An afterword from Paul Thaxter, CMS Director of International Mission

Anvil journal of theology and mission

An afterword from Paul Thaxter, CMS Director of International Mission

I have been engaged in Christian mission ever since I accepted the call of Jesus to follow him in South East London over 40 years ago.

I was part of a church which had people from multiple cultures and diverse backgrounds. Later in Pakistan I was part of the Diocese of Karachi, Church of Pakistan, as a CMS mission partner. In my work as CMS international mission director I have been granted the huge privilege of meeting brothers and sisters from around the world. In each of these contexts questions, ambivalence and ambiguities about the mission enterprise abound.
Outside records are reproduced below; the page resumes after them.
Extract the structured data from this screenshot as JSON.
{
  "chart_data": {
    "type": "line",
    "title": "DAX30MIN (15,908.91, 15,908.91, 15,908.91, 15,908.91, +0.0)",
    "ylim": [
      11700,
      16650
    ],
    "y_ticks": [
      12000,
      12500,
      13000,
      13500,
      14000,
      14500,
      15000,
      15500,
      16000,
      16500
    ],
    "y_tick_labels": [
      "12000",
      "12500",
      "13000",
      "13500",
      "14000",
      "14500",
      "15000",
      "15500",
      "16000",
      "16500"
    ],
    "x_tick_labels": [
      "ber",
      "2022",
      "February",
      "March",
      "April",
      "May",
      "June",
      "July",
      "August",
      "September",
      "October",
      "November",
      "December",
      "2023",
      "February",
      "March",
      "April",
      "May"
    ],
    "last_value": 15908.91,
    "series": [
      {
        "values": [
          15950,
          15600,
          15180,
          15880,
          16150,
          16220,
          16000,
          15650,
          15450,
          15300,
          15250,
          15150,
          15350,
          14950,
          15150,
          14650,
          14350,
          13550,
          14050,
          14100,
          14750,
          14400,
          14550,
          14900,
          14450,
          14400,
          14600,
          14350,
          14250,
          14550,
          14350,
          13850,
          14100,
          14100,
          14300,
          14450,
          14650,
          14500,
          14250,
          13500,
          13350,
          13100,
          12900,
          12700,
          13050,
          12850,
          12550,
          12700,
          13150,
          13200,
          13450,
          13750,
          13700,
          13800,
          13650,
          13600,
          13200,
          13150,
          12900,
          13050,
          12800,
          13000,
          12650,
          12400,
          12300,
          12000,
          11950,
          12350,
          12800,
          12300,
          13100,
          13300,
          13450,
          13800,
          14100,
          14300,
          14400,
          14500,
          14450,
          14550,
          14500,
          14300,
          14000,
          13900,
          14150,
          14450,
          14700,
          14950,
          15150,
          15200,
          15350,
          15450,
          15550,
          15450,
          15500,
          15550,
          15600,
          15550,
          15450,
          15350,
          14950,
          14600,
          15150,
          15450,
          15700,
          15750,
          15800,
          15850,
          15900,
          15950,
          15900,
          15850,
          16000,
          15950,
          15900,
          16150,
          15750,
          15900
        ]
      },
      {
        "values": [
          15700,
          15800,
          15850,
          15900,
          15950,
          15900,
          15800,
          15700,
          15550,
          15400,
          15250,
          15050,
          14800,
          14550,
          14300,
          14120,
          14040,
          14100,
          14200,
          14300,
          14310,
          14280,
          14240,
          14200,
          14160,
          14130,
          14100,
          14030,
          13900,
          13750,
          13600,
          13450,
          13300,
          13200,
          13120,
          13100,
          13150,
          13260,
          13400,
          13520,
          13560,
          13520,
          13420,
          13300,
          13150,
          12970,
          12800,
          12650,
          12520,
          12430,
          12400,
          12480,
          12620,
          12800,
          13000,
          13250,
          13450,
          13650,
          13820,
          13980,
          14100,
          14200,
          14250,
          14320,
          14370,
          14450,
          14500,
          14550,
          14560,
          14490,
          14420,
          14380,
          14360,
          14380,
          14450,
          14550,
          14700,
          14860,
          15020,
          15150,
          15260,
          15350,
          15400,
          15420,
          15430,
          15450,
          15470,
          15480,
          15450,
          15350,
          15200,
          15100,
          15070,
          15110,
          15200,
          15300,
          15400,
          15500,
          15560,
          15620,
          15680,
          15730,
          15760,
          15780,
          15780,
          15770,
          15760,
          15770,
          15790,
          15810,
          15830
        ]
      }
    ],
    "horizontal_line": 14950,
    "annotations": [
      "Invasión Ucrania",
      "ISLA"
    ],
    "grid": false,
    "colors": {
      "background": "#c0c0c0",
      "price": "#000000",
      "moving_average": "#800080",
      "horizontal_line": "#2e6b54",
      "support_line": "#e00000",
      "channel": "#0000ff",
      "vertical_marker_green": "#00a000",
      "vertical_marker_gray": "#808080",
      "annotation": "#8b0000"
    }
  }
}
Yet it was the death of George Floyd and the actions and messages of the Black Lives Matter movement that was personally revelatory – indicating my own passive complicity with systemic racism and injustice. In the following weeks I read Reni Eddo-Lodge’s book Why I’m No Longer Talking to White People about Race, which was brilliantly argued, relentlessly uncompromising and passionately principled. I decided to listen more, understand more, discuss more, lament and repent, and take positive actions in the light of this.

As for CMS, these reflections cut to the heart of our storytelling and mission praxis where we have at times preferenced our anti-slavery and liberating narratives rather than those that show our colonial collusion and culturally compromised mission ventures. As Harvey Kwiyani writes, “Until racism is totally discredited, God’s mission in the world will depend on colonialism.” In the glare of this light, CMS needs to take the time and make the effort to adjust, reflect, repent and act. We are in the midst of this, and are being helped greatly by our brothers and sisters in Asia-CMS and CMS-Africa as well as our friends from minority backgrounds in the UK. Their voices deserve to be heard and amplified, which is one reason this edition of Anvil was produced. I draw hope from Lusa Ngoy’s words in his article “Hope Re-imagined – making the world that ought to be” wherein he says the past can be redeemed today. With our partners from around the world we can not only radically rethink history but as Lusa exhorts us, we can join in “an imaginative effort to build the true, the good, and the beautiful”.


About the author

Born in London, bred in Blackpool, and reborn in London, Paul was an economist in the City in the early 1980s, then a church planter in south-east London in the mid-1980s, before helping lead a drug rehabilitation project in the 1990s in Karachi, Pakistan. 

Since 2001 [until 2021], he has worked for Church Mission Society, encouraging mission worldwide – from everywhere to everywhere – including emerging mission in Britain and wider Europe with an emphasis on biblical and cross-cultural training. He is a believer in the importance of living and sharing Christ, and motivated by the transformation that this can bring about.